How to Incorporate Budesonide Foam into UC Treatment Algorithm

A recent study (Sandborn WJ, et al. Gastroenterol 2015; 148: 740-50, editorial 701-4) shows that budesonide foam can be helpful for patients with ulcerative proctitis and ulcerative proctosigmoiditis.

Design: Two identical randomized, double-blind, placebo-controlled trials examined the use of budesonide foam in 546 patients with mild to moderate ulcerative proctitis or ulcerative proctosigmoiditis.  Patients had at least 5 cm of involved mucosa but no more than 40 cm. Dosing: 2 mg/25 mL twice daily for 2 weeks, then once daily for 4 weeks. The primary endpoint of remission was defined as an endoscopy subscore of ≤1, rectal bleeding subscore of 0, and improvement or no change from baseline in stool frequency subscore of the Mayo score.

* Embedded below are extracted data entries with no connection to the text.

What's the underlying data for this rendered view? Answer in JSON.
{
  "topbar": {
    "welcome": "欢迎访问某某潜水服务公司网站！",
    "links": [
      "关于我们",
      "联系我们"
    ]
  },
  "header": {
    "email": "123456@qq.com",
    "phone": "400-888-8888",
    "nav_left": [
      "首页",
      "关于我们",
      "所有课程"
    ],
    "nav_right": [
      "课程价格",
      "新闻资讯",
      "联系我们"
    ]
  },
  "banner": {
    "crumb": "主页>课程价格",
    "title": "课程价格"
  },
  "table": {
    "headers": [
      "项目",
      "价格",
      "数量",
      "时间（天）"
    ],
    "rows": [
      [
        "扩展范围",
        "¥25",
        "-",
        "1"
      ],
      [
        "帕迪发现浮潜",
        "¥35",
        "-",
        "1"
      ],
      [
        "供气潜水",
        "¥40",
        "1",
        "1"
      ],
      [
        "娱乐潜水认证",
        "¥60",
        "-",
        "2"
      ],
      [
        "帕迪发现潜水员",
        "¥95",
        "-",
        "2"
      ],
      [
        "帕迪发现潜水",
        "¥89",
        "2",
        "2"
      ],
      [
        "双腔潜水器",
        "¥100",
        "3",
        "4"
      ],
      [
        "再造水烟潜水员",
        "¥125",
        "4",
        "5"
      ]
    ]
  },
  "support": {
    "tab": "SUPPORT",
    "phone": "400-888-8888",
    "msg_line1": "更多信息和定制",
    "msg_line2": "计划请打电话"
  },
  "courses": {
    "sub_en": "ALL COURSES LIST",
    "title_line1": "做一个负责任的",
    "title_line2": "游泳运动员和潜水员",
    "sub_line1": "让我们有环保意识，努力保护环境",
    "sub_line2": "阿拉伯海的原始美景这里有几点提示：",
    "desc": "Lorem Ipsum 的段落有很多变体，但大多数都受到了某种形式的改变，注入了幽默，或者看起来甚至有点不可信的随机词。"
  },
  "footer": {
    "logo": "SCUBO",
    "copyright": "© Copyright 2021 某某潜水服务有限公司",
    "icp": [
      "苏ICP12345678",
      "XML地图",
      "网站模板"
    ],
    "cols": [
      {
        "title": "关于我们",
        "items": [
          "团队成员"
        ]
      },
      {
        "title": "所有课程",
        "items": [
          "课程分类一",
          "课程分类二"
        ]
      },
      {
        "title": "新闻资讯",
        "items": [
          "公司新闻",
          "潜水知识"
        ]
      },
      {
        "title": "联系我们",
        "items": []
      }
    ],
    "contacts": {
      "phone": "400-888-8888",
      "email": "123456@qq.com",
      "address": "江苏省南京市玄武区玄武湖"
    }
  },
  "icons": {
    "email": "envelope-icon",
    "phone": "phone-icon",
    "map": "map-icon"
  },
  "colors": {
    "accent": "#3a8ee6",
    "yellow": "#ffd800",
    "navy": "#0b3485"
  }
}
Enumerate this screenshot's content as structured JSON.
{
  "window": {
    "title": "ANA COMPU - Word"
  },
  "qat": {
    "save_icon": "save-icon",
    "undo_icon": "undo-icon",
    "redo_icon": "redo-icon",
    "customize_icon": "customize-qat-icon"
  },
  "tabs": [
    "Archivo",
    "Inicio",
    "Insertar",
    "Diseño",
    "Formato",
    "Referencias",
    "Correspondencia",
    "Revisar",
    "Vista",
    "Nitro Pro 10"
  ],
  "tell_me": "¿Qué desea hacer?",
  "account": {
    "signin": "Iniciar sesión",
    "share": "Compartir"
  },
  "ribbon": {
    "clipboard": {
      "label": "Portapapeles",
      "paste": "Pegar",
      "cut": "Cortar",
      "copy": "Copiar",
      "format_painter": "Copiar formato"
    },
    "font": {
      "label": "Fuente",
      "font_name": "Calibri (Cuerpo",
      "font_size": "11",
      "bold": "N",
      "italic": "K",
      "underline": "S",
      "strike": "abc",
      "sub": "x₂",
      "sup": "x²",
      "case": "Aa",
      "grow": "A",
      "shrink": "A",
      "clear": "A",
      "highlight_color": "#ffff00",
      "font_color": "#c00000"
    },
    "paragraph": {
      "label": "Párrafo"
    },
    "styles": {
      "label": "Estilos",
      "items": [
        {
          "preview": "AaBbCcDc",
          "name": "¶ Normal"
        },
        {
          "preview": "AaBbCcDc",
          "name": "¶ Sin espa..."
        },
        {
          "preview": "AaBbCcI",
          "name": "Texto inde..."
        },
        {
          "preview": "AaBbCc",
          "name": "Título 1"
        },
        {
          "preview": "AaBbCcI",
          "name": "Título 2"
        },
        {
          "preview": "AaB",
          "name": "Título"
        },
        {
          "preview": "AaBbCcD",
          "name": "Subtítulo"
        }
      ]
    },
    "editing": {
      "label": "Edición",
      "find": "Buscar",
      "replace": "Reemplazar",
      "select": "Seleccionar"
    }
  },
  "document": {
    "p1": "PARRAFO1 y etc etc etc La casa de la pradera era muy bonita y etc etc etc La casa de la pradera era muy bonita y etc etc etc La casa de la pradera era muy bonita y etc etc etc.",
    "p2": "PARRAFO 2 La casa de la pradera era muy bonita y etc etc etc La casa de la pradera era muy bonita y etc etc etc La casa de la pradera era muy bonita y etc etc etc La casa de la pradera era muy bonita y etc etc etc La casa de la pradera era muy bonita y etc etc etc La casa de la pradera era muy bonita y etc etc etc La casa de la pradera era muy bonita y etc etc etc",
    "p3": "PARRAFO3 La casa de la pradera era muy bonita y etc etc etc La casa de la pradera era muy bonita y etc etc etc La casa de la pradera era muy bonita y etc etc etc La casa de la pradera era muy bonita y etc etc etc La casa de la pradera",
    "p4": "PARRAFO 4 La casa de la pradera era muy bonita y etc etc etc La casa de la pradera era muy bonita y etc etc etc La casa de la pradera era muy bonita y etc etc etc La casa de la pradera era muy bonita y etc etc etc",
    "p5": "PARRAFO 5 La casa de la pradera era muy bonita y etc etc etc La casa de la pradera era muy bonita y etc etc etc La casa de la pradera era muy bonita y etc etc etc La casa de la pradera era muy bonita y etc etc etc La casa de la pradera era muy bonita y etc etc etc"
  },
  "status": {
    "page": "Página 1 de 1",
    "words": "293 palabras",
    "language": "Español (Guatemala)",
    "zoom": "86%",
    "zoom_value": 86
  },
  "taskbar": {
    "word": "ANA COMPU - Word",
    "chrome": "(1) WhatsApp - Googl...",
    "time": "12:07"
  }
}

It is noted that about 90% of patients had moderate Mayo endoscopy subscore at baseline.

Key findings:

  • Combining the results of the studies, 41.2% achieved the primary end point of remission at the end of 6 weeks, compared with 24.0% of placebo patients.
  • There were 10 patients (3.7%) with low morning cortisol (compared with 0.7% of placebo-treated patients) and 14% who had abnormal ACTH testing at 6 weeks (compared with 4% of placebo-treated patients), though there no reported signs/symptoms of adrenal suppression present.

The associated editorial suggests that budesonide could be implemented in patients who did not respond to 5-ASA topical therapy (suppository for proctitis and enema for proctosigmoiditis).  In addition, the editorial questions whether a single night-time administration may be more effective by maximizing adherence.

Bottomline: Budesonide foam was superior to placebo in this study and may eliminate the need for systemic steroid use.  As the editorial suggests, 5-ASA topical therapy likely should be considered as first-line treatment.